FIG. 1 is an illustration of a digital medium environment 100 in an example implementation that is operable to employ grounding techniques for segmenting datasets using machine-learning models as described herein. The illustrated environment 100 includes a data system 102 and a computing device 104 that are communicatively coupled, one to another, via a network 106.
The data system 102 and the computing device 104 are example computing devices that are configurable in a variety of ways. A computing device, for instance, is configurable as a desktop computer, a laptop computer, a mobile device (e.g., assuming a handheld configuration such as a tablet or mobile phone), and so forth. Thus, a computing device ranges from full-resource devices with substantial memory and processor resources (e.g., personal computers and game consoles) to a low-resource device with limited memory and/or processing resources, e.g., mobile devices. Additionally, although separate, individual computing devices are shown and described in instances in the following discussion, each computing device is also representative of a plurality of different devices, such as multiple servers utilized by a business to perform operations “over the cloud” and as further described in relation to FIG. 9.

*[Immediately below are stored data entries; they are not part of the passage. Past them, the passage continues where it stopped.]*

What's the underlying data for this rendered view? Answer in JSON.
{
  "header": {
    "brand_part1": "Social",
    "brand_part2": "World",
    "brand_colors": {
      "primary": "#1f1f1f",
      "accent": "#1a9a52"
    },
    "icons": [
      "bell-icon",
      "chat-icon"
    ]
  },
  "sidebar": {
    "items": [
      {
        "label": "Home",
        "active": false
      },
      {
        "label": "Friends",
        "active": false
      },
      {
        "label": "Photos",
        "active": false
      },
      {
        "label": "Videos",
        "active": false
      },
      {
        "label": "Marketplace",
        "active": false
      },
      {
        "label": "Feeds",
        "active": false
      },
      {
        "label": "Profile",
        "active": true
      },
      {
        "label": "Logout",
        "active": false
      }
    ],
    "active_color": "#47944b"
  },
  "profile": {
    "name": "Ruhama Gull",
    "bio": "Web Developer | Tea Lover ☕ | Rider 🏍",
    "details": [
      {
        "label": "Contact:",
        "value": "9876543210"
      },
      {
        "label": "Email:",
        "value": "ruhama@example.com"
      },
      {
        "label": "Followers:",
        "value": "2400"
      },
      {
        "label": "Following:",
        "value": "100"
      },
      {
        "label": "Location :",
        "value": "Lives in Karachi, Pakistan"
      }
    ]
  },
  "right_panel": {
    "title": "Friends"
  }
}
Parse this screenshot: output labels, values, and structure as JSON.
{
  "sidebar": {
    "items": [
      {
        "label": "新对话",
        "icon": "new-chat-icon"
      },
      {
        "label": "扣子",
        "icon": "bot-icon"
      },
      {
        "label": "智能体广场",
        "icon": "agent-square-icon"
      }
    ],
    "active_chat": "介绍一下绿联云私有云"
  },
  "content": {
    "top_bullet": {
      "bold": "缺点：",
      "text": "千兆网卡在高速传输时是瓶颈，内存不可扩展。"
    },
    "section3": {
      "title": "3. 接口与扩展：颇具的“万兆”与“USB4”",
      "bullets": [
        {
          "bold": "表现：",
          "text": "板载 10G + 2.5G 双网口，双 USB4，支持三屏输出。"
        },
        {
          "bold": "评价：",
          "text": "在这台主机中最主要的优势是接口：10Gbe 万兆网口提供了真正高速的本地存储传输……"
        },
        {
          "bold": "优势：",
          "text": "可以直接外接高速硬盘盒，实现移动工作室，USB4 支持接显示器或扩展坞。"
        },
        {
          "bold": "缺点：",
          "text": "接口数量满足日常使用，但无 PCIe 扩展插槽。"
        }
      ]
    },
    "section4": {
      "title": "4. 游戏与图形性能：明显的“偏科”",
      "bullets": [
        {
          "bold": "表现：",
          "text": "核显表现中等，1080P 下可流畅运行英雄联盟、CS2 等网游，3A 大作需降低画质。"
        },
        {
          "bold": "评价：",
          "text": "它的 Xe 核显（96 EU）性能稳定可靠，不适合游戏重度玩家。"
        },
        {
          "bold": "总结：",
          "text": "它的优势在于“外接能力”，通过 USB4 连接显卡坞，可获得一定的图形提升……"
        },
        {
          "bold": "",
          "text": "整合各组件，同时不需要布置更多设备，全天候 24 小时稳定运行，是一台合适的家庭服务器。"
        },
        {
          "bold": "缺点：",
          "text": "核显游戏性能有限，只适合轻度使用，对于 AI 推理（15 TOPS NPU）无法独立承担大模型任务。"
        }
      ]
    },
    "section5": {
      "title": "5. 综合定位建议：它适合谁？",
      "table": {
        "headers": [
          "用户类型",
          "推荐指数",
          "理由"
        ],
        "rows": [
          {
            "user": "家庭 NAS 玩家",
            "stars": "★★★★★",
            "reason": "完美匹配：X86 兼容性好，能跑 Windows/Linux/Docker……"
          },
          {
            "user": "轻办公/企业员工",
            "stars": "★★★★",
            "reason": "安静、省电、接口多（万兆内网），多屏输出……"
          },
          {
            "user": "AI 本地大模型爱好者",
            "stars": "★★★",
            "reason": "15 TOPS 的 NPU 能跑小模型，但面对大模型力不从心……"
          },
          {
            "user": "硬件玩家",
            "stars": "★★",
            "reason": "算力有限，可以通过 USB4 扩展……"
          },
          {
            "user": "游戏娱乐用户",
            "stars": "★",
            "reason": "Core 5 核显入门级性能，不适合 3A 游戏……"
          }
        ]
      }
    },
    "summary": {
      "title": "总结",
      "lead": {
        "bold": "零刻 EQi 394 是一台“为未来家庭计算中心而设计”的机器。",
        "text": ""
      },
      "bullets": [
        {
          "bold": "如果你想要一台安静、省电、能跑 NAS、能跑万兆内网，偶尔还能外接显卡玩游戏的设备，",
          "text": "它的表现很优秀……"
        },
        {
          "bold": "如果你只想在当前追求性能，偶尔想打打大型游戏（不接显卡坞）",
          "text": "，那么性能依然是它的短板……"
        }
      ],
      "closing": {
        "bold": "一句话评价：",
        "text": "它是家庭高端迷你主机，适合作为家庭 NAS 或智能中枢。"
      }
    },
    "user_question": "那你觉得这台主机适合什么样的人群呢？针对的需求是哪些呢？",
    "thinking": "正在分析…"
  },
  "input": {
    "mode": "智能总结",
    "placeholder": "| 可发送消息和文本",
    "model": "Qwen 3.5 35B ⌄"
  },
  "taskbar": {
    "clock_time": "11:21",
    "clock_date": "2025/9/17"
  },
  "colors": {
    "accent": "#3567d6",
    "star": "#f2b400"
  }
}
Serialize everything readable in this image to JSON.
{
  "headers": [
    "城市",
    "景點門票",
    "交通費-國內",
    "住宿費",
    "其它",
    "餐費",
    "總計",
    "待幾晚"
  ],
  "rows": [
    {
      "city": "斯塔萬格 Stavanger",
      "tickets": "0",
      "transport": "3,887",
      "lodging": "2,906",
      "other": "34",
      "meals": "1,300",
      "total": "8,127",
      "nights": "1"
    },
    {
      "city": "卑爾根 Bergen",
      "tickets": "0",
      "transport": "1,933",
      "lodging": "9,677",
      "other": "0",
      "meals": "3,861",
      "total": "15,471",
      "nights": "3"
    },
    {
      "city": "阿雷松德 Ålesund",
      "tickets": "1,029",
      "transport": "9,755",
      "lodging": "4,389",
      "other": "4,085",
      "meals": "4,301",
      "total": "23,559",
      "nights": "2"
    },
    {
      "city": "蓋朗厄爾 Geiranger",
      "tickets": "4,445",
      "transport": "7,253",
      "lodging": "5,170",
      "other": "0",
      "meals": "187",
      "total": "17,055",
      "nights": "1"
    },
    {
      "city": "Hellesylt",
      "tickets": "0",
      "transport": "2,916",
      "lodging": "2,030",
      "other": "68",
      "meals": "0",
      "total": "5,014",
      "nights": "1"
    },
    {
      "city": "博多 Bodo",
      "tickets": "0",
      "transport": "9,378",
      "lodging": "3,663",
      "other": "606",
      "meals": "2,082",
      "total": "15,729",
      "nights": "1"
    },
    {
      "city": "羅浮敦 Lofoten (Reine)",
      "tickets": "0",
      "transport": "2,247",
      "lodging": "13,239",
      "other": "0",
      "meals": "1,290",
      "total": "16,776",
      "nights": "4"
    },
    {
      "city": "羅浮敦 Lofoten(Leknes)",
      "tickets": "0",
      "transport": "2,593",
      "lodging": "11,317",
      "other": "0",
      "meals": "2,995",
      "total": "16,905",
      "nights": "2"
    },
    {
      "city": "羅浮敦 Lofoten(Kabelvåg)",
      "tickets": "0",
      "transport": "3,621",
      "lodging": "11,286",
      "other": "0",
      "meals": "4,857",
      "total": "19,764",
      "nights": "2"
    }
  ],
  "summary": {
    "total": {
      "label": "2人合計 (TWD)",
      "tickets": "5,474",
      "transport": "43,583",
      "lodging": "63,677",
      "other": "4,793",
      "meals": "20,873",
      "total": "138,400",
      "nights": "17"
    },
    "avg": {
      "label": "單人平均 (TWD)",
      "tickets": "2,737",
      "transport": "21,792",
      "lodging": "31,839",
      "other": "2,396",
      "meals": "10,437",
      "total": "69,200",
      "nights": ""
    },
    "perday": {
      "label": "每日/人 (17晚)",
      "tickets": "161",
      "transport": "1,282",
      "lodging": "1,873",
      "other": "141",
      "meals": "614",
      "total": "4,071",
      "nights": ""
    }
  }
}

The data system 102 includes a data service module 108 that is implemented using hardware and software resources (e.g., a processing device and computer-readable storage medium) of the data system 102. The data service module 108 enables one or more data reporting services for querying information from a dataset 110 maintained by a storage device 112. The data reporting services implemented by the data service module 108 are scalable through implementation by the hardware and software resources of the data system 102 to support a variety of functionalities, including data accessibility, data verification, real-time data processing, data analytics, and so forth. Examples of data reporting services associated with the dataset 110 include a data aggregation service, a data storage service, a data management service, a data analytics service, a project management service, a business management service, an accounting service, a marketing or advertising service, and so on.
The dataset 110 is configurable as a knowledge source (e.g., using webpages, digital documents, digital audio, digital video, digital images, and so forth) that is accessible via a variety of entities, examples of which include databases, third-party systems, and so forth. In at least one implementation, the dataset 110 contains data profiles (also referred to as data entries) about current and potential users (e.g., customers) of a system or organization. Data profiles and other information within the dataset 110 is useful to understand user behavior, preferences, and trends and to create targeted marketing campaigns that promote products and services to corresponding users.

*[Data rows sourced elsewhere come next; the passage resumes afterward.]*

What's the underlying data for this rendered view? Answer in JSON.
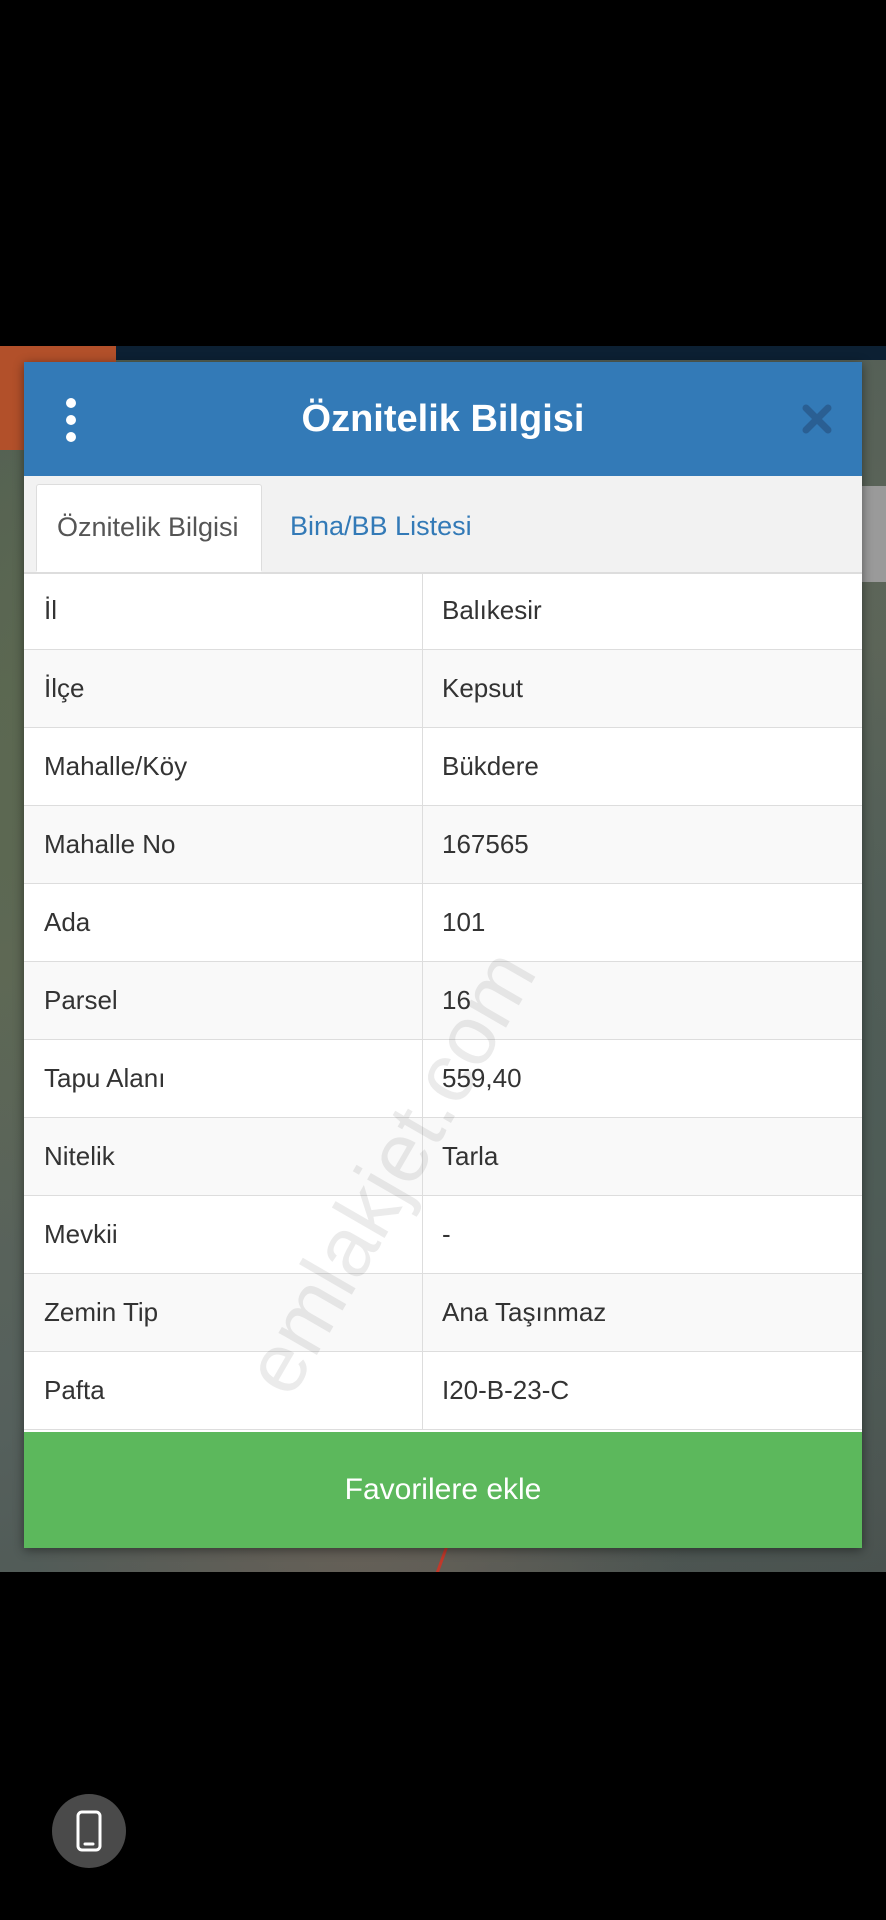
{
  "dialog": {
    "title": "Öznitelik Bilgisi",
    "menu_icon": "more-vertical-icon",
    "close_icon": "close-icon"
  },
  "tabs": [
    {
      "label": "Öznitelik Bilgisi",
      "active": true
    },
    {
      "label": "Bina/BB Listesi",
      "active": false
    }
  ],
  "attributes": [
    {
      "key": "İl",
      "value": "Balıkesir"
    },
    {
      "key": "İlçe",
      "value": "Kepsut"
    },
    {
      "key": "Mahalle/Köy",
      "value": "Bükdere"
    },
    {
      "key": "Mahalle No",
      "value": "167565"
    },
    {
      "key": "Ada",
      "value": "101"
    },
    {
      "key": "Parsel",
      "value": "16"
    },
    {
      "key": "Tapu Alanı",
      "value": "559,40"
    },
    {
      "key": "Nitelik",
      "value": "Tarla"
    },
    {
      "key": "Mevkii",
      "value": "-"
    },
    {
      "key": "Zemin Tip",
      "value": "Ana Taşınmaz"
    },
    {
      "key": "Pafta",
      "value": "I20-B-23-C"
    }
  ],
  "actions": {
    "favorite_label": "Favorilere ekle"
  },
  "watermark": "emlakjet.com",
  "floating_button_icon": "phone-icon",
  "colors": {
    "header": "#337ab7",
    "favorite_button": "#5cb85c",
    "tab_link": "#337ab7"
  }
}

A data analysis system 114 of the computing device 104 is configured to access the dataset 110 by communicating with the data service module 108. The data service module 108 is configured to perform a function based on a data query received from the data analysis system 114. A result produced by the data service module 108 based on querying the dataset 110 is output from the data service module 108 as a response to the data query. In this illustrated example, the dataset 110 and the data service module 108 are remotely accessible to the data analysis system 114 via communications exchanged through the network 106. In other examples, the data analysis system 114 includes the storage device 112 and maintains the dataset 110 locally at the computing device 104. When the dataset 110 is implemented locally on the computing device 104, aspects of the data service module 108 are integrated within the data analysis system 114 to enable hardware and software resources on the computing device 104 to access the dataset 110.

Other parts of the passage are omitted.